I am attempting to implement an algorithm to solve ODEs in OpenCL. I’ve been struggling with the best way to do this, and I have an idea in mind that I think should work in theory, but when I actually try to start with just a simple case I’m having unexpected results. I would very much appreciate any help.

Here’s what I have:

__kernel void calculate(__global float *n_array, __global float *n_avg, int step)
  int j = get_global_id(0);
  n_array[j] += n_array[j] * some constants;
  n_avg[step] += n_array[j];

I’m executing this with 1000 global work items (so that “j” ranges from 0-999) and the program is called 1000 times in a for loop (so that this kernel gets executes a total of 1000*1000 times). I place values in “n_array” initially with clEnqueueWriteBuffer and this is working correctly. The issue is that n_avg ends up with very unexpected values. I expect is has something to do with being shared memory and perhaps the timing is such that values aren’t being written properly. When I pick out a single value of j (i.e. if(j==10) ), it works exactly as expected. The issues is adding all the values to the n_avg[step] variable, say I have 1000 values of n_array[j] = 1, I would expect n_avg[step] to equal 1000 (since I added 1 to it 1000 times), but this is not always what is occurring. I know I may have not been clear here, I am still learning OpenCL so I don’t know exactly how to frame my question. If you think you can help but need more information, please let me know and I will do my best to provide it. Thank you very much for taking the time to look at my question.

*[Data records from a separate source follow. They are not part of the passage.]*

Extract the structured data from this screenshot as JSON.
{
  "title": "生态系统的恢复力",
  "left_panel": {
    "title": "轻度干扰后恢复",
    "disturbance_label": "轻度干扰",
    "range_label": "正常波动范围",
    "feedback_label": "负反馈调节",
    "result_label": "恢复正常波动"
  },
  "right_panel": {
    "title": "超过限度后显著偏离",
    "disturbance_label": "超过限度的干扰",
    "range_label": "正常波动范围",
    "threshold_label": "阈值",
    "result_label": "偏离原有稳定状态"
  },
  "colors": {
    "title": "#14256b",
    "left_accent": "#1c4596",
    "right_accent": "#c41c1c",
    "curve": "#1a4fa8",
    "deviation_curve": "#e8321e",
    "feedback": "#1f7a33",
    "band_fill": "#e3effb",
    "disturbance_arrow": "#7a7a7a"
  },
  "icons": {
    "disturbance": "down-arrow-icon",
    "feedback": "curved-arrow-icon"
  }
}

n_avg[step] is accessed concurrently by all work-items so this cannot work.

You have to split up your kernel into two kernels: in the first one, do the computation of the vector n_array, then in the second one, do a reduction of n_array.

You can learn about parallel reduction in this introductory article for instance:

It seems like that link you provided is down, any chance you could explain what it said? Thanks!

Just do an internets search for parallel reduction, parallel sum, and see where that leads you. It is a widely researched and documented topic.